Abstract

This is the first in a set of related reports on (1) nonstable behavior of widely used ionization gauges, (2) causes of nonstability and nonreproducibility in widely used Bayard-Alpert (BA) gauges, and (3) a stable and reproducible BA gauge design with approximately a tenfold improvement in both stability of gauge calibration and reproducibility gauge-to-gauge compared to older ionization gauge designs. Thirteen widely used BA gauges and inverted magnetron gauges (IMGs) of eight different designs from five manufacturers were operated along with 29 BA gauges of a new design for thousands of hours each and periodically calibrated against a reference standard traceable to the National Institute of Standards and Technology. The older design BA gauges exhibited changes in calibration ranging from −57 to 72% relative to their initial calibration during the first 4000 h of operation and varied within this range over total operating periods of up to 14 000 h.

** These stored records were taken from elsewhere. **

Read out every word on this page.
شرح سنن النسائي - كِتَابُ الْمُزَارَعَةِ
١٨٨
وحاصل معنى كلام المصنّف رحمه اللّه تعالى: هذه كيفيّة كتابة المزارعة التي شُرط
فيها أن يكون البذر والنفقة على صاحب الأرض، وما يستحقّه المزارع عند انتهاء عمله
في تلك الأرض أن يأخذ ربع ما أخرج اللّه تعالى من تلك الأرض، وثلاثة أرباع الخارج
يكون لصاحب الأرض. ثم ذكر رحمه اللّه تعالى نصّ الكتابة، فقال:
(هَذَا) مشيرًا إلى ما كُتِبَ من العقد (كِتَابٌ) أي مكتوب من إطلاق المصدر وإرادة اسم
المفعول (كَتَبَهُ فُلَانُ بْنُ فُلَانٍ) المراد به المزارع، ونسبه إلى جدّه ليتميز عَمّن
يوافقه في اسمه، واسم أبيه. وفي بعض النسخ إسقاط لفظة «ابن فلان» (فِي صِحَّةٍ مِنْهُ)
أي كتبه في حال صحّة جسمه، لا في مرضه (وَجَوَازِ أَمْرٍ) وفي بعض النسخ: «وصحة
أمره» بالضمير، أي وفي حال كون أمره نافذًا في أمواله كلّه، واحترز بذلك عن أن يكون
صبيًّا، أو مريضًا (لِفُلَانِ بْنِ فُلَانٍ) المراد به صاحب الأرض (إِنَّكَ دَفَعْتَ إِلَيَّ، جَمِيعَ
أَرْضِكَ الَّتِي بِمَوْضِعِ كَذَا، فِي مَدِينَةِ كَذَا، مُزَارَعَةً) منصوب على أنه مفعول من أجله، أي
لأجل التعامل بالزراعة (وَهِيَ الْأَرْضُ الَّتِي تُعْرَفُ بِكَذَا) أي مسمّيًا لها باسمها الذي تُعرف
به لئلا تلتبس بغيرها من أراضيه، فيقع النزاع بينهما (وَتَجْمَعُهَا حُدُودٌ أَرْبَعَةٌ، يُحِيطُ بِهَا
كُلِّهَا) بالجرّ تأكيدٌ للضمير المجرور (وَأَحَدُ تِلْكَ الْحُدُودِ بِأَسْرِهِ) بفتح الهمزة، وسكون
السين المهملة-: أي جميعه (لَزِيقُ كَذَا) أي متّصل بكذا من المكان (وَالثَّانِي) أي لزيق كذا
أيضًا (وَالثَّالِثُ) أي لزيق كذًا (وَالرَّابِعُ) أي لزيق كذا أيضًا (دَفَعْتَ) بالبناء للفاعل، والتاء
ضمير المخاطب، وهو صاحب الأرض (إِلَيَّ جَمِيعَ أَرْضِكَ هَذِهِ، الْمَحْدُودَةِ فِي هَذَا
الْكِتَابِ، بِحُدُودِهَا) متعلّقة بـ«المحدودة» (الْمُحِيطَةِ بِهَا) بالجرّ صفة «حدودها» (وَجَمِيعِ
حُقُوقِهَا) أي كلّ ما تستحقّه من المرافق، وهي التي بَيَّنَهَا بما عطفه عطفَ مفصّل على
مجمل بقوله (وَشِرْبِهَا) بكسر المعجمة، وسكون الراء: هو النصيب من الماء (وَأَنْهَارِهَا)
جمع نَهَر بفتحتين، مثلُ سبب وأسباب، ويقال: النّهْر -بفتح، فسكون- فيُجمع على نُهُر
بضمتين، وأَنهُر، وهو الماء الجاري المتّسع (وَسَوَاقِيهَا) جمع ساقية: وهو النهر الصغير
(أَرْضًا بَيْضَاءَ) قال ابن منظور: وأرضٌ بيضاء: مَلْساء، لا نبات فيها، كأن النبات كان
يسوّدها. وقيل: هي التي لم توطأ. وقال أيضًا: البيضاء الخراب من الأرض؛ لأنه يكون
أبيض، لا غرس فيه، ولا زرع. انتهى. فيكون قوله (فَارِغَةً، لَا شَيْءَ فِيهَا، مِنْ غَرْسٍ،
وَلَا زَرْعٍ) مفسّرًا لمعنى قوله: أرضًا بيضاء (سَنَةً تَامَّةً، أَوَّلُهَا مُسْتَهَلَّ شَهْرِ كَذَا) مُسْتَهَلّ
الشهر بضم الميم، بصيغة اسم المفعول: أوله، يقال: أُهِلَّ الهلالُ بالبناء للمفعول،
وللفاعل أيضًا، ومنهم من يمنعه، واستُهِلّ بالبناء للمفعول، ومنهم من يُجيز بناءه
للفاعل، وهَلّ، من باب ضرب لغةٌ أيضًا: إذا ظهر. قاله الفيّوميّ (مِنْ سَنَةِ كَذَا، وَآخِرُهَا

The IMGs showed changes ranging from −90 to 148% relative to their initial calibration during the first 4000 h. A set of five glass BA gauges, nominally identical except for two different port diameters, differed by −20 to 32% from the average of their initial calibration values after a minimum of 48 h operation, and by −18 to 55% from their individual initial calibration values during 3500 h of operation. Because the new design gauges did not exhibit such nonstability using the same apparatus and calibration procedures and the same operating procedures except for the frequency of degas, our results demonstrate that these older design gauges significantly change calibration during long term use.